Описание книги "Мотя"
Описание и краткое содержание "Мотя" читать бесплатно онлайн.
Андрей Арев
Мотя
Иисус, зная помышления их, сказал им: всякое царство, разделившееся само в себе, опустеет; и всякий город или дом, разделившийся сам в себе, не устоит. И если сатана сатану изгоняет, то он разделился сам с собою: как же устоит царство его?
Матф. 12:25–261. Либерея
-3
Моте было холодно. Стоять одной на февральском ветру в коричневой школьной форме с черным фартуком, белыми манжетами и воротничком, белых гольфах и туфельках, не зная, куда идти, потому что ты умерла, кровь твоя свернулась и уже не сочится из дырки в виске — стоять так не только холодно, а еще и тоскливо. Мотя раскачивается и напевает, чуть шевеля сиреневыми губами: «… по головке гладит, черствый пряничек дает…». Её похоронили неправильно, не отрубив кистей рук, ступней и не отделив головы, поэтому ночью, почувствовав тяжесть на груди, Мотя выкопалась, плача и размазывая слезы, смешанные с землей, и вытирая их красным шелковым галстуком. Теперь она стояла у стеклянной витрины «Лакомки» и смотрела на красивую выпечку, любуясь и не понимая, почему ей не хочется сладкого. Что–то тяжелое медленно толкалось внутри, в правом боку, заставляя двигаться, двигаться не хотелось, а хотелось заползти куда–нибудь, сжать ноги вместе до боли, свернуться калачиком и оцепенеть, не обращая внимания на пропитанное мочой и кровью белье, схватившееся на морозе коркой…
1
Когда холодно, за 30, и такая погода держится недели две — время начинает замерзать. Сначала вымерзает лишняя влага из настоящего, и дни, плотно сбитые, как мячи для пионербола, пугающе быстро, с легким хлопком меняют друг друга. Потом замерзает прошлое, сначала створаживается в подобие холодца, который вполне себе можно резать ножом, а затем становится более плотным, как рахат–лукум, и таким же белесым. Дни, не насыщенные событиями, замерзают в лед, прозрачный или цвета бульона. И тогда их можно увидеть сложенными в сенях, вместе с намороженными плитками молока, пельменями, колобками фарша и квашеной капустой. Конторские приносят его на работу, и часов в 10 утра раздается клич: Девки, айдате чай с яблоками пить!

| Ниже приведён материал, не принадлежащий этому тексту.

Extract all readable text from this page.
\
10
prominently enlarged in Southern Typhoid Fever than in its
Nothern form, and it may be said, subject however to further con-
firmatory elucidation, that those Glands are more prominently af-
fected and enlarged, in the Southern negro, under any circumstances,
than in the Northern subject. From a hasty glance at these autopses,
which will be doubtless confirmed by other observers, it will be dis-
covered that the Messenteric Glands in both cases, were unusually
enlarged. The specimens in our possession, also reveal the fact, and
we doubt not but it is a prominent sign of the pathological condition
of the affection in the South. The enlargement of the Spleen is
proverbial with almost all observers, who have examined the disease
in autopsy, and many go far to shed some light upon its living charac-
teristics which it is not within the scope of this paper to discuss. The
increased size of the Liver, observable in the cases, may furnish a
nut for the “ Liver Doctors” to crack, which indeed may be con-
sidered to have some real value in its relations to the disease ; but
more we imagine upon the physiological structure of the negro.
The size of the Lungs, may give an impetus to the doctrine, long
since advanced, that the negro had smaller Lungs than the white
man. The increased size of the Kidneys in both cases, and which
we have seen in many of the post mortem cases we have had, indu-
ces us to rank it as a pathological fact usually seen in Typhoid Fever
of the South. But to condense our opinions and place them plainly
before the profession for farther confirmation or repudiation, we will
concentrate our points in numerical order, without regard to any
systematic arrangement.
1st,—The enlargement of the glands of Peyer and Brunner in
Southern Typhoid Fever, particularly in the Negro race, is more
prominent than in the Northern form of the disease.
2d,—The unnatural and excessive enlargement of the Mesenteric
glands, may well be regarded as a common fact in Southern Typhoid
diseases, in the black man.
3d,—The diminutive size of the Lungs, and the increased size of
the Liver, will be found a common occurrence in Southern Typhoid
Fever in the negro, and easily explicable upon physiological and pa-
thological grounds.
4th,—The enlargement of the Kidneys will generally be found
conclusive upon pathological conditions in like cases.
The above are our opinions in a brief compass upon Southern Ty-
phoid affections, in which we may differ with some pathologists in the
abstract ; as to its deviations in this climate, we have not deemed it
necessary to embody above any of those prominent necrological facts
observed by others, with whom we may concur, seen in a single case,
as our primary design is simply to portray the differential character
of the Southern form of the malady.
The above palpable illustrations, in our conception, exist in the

Задастые пятидесятилетние «девки» крошат в чай яблоки, кусочки замороженного прошлого, достают домашнее варенье из лесной клубники — и сутки их удлиняются на пару часов.… А еще в лед замерзают дни, не наполненные ничем, кроме какого–либо чувства — счастья или там, любви. Получается такой радужный лед, его можно наколоть на этакие небольшие монпансьешки, и рассасывать весь день. Челюсть немеет, во рту остается неуловимое послевкусие — невозможно понять, чем ты тогда был так счастлив или, вот, любил же — а сейчас что? Но все равно, приятно — как после хорошего, красивого сна, который не можешь вспомнить, и пока вспоминаешь — все исчезает.
2
Мотя жила в маленьком городке, настолько маленьком, что на окраине он уверенно превращался в деревню — совсем недалеко от центра по утрам орали петухи, пахло хлевом, а зимой можно было видеть, как трактор затаскивает в чей–то двор смётанный на березу стог сена. Население окрестностей Эмска состояло, в основном, из скроенных по одному лекалу сухоньких мужичков, лысоватых и рыжеусых, одетых вечно в теплые клетчатые рубахи, застиранные джинсы–варёнки и такие же жилеты, и здоровенных теток, которые были выше своих мужей на голову, и, кажется, так и родились в этих своих серых плащах и всепогодных галошах на босу ногу. Летом окраина торговала на городском рыночке сепарированными сливками, а зимой — копченым салом, хотя самые распространенные местные фамилии были как–то связаны с едой, вернее, с ее отсутствием: Худяков, Постовалов, Художитков, Баландин.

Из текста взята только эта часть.